Preheat your oven to 375 degrees Fahrenheit and lightly grease a standard size loaf pan with vegan butter or coconut oil, then lining it with parchment paper (hanging on the sides).
In a small bowl, add the flaxseed meal and water together to a bowl, stirring and letting it set + thicken for 5 minutes; This makes the 'flax eggs'.
In a large bowl, whisk together the flour, rolled oats, baking powder, cinnamon, and salt until combined.
Add in the flax eggs, coconut oil, almond butter, vanilla, Agave, and milk to the dry ingredients, stirring everything together using a rubber spatula until combined and moist, but thick enough to have scoop. NOTE: If too dry, add additional milk, 1 Tbsp at a time.

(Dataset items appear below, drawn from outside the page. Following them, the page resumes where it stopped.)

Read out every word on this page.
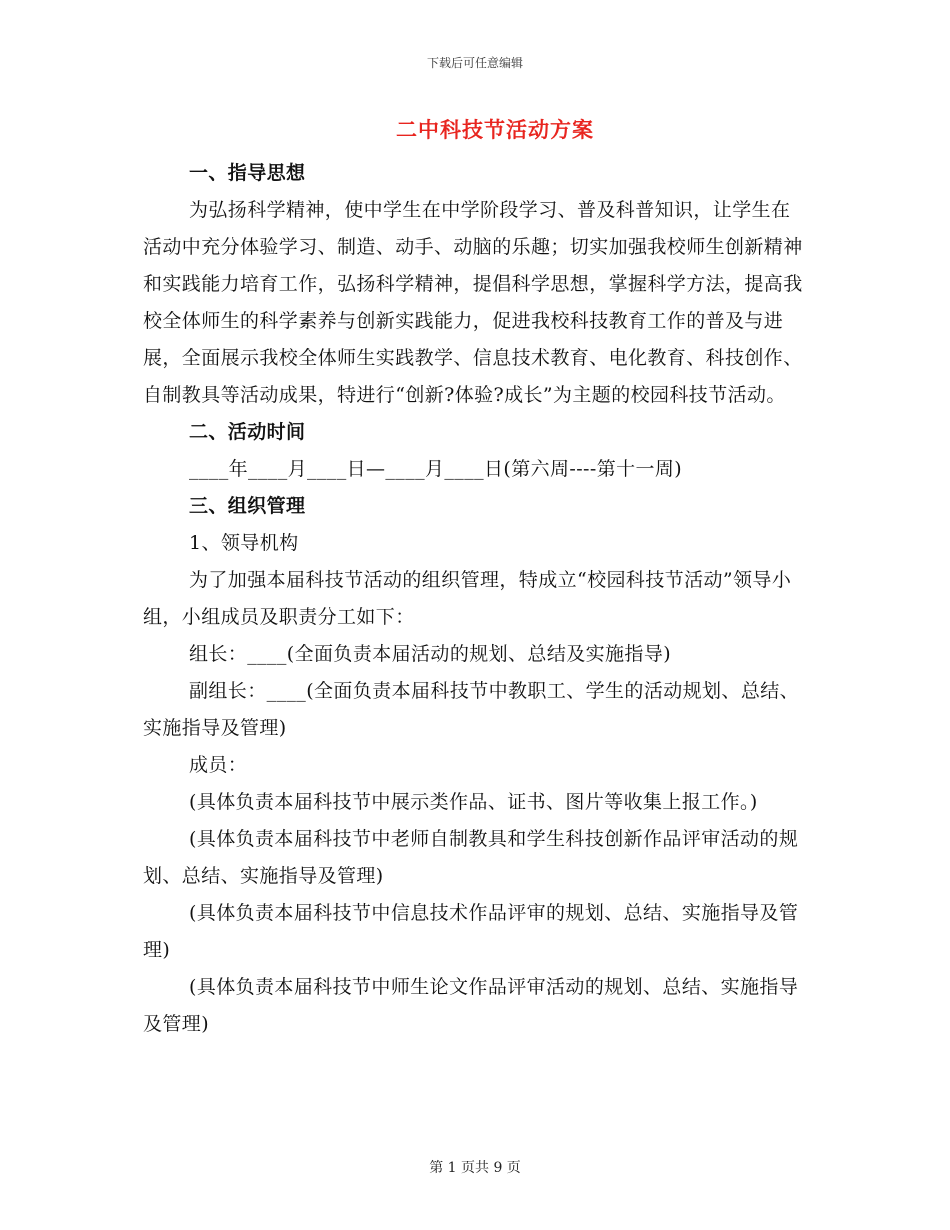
下载后可任意编辑
二中科技节活动方案

一、指导思想

为弘扬科学精神，使中学生在中学阶段学习、普及科普知识，让学生在活动中充分体验学习、制造、动手、动脑的乐趣；切实加强我校师生创新精神和实践能力培育工作，弘扬科学精神，提倡科学思想，掌握科学方法，提高我校全体师生的科学素养与创新实践能力，促进我校科技教育工作的普及与进展，全面展示我校全体师生实践教学、信息技术教育、电化教育、科技创作、自制教具等活动成果，特进行“创新?体验?成长”为主题的校园科技节活动。

二、活动时间

____年____月____日—____月____日(第六周----第十一周)

三、组织管理

1、领导机构

为了加强本届科技节活动的组织管理，特成立“校园科技节活动”领导小组，小组成员及职责分工如下：

组长：____(全面负责本届活动的规划、总结及实施指导)

副组长：____(全面负责本届科技节中教职工、学生的活动规划、总结、实施指导及管理)

成员：

(具体负责本届科技节中展示类作品、证书、图片等收集上报工作。)

(具体负责本届科技节中老师自制教具和学生科技创新作品评审活动的规划、总结、实施指导及管理)

(具体负责本届科技节中信息技术作品评审的规划、总结、实施指导及管理)

(具体负责本届科技节中师生论文作品评审活动的规划、总结、实施指导及管理)

第 1 页共 9 页
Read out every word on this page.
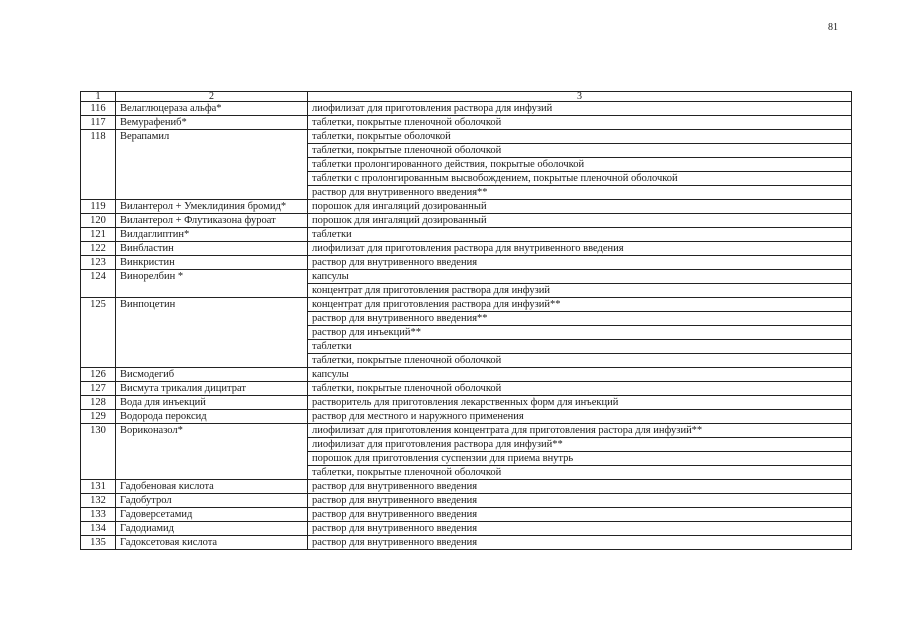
81
1	2	3
116	Велаглюцераза альфа*	лиофилизат для приготовления раствора для инфузий
117	Вемурафениб*	таблетки, покрытые пленочной оболочкой
118	Верапамил	таблетки, покрытые оболочкой
		таблетки, покрытые пленочной оболочкой
		таблетки пролонгированного действия, покрытые оболочкой
		таблетки с пролонгированным высвобождением, покрытые пленочной оболочкой
		раствор для внутривенного введения**
119	Вилантерол + Умеклидиния бромид*	порошок для ингаляций дозированный
120	Вилантерол + Флутиказона фуроат	порошок для ингаляций дозированный
121	Вилдаглиптин*	таблетки
122	Винбластин	лиофилизат для приготовления раствора для внутривенного введения
123	Винкристин	раствор для внутривенного введения
124	Винорелбин *	капсулы
		концентрат для приготовления раствора для инфузий
125	Винпоцетин	концентрат для приготовления раствора для инфузий**
		раствор для внутривенного введения**
		раствор для инъекций**
		таблетки
		таблетки, покрытые пленочной оболочкой
126	Висмодегиб	капсулы
127	Висмута трикалия дицитрат	таблетки, покрытые пленочной оболочкой
128	Вода для инъекций	растворитель для приготовления лекарственных форм для инъекций
129	Водорода пероксид	раствор для местного и наружного применения
130	Вориконазол*	лиофилизат для приготовления концентрата для приготовления растора для инфузий**
		лиофилизат для приготовления раствора для инфузий**
		порошок для приготовления суспензии для приема внутрь
		таблетки, покрытые пленочной оболочкой
131	Гадобеновая кислота	раствор для внутривенного введения
132	Гадобутрол	раствор для внутривенного введения
133	Гадоверсетамид	раствор для внутривенного введения
134	Гадодиамид	раствор для внутривенного введения
135	Гадоксетовая кислота	раствор для внутривенного введения
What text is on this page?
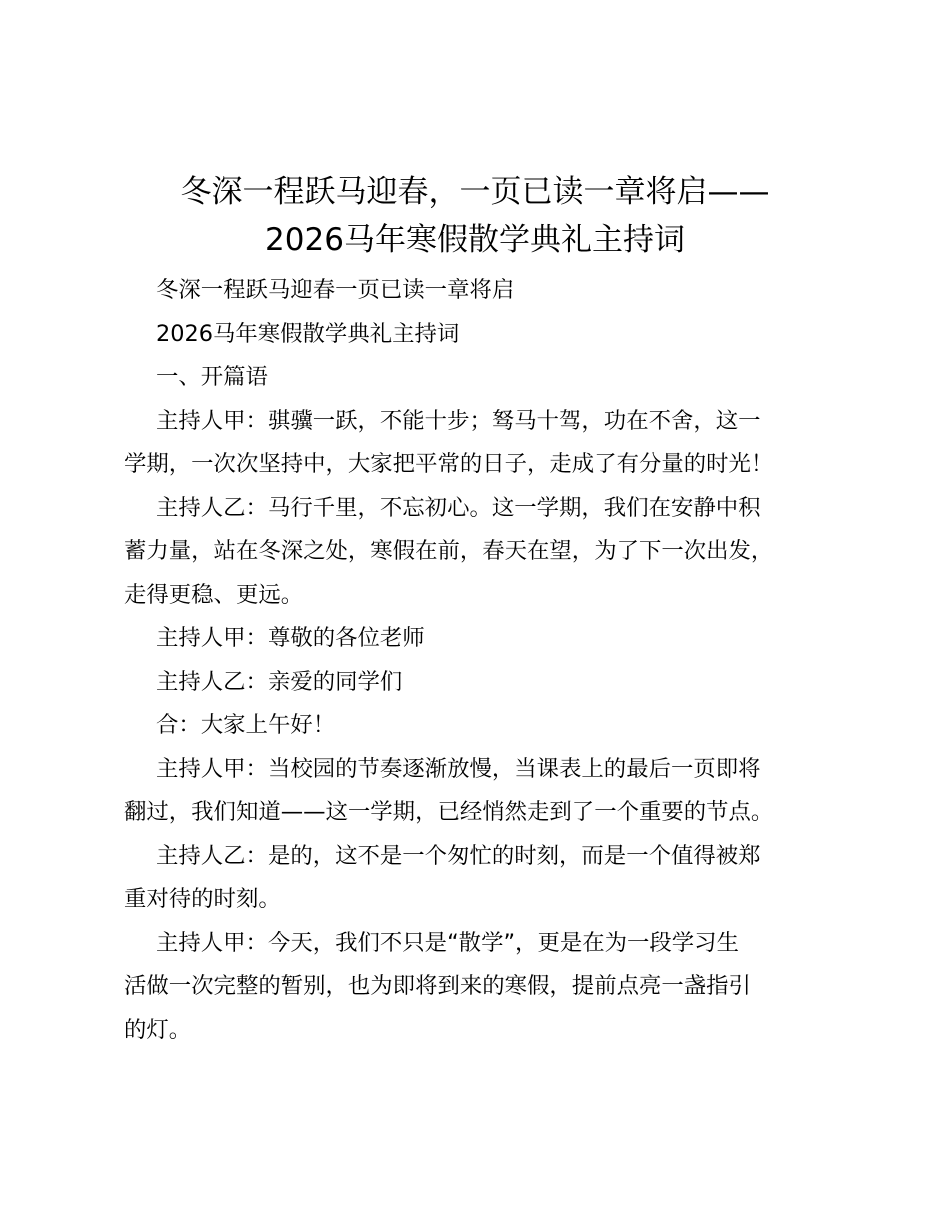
冬深一程跃马迎春，一页已读一章将启——
2026马年寒假散学典礼主持词
冬深一程跃马迎春一页已读一章将启
2026马年寒假散学典礼主持词
一、开篇语
主持人甲：骐骥一跃，不能十步；驽马十驾，功在不舍，这一
学期，一次次坚持中，大家把平常的日子，走成了有分量的时光！
主持人乙：马行千里，不忘初心。这一学期，我们在安静中积
蓄力量，站在冬深之处，寒假在前，春天在望，为了下一次出发，
走得更稳、更远。
主持人甲：尊敬的各位老师
主持人乙：亲爱的同学们
合：大家上午好！
主持人甲：当校园的节奏逐渐放慢，当课表上的最后一页即将
翻过，我们知道——这一学期，已经悄然走到了一个重要的节点。
主持人乙：是的，这不是一个匆忙的时刻，而是一个值得被郑
重对待的时刻。
主持人甲：今天，我们不只是“散学”，更是在为一段学习生
活做一次完整的暂别，也为即将到来的寒假，提前点亮一盏指引
的灯。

Fold in blueberries, setting aside 1/4 cup for the top.
Scoop batter in the prepared loaf pan (evenly spreading it out), add the remaining blueberries to the top (lightly pressing them in), and sprinkle a bit of oats, and bake it for 55-60 minutes, or until the centers come out clean once tested using a toothpick.
Once done, remove bread from oven and let it cool for 10-15 minutes before gently removing it from loaf pan to cool completely.
Slice and enjoy!
To serve, slice, top with almond butter (optional) and enjoy.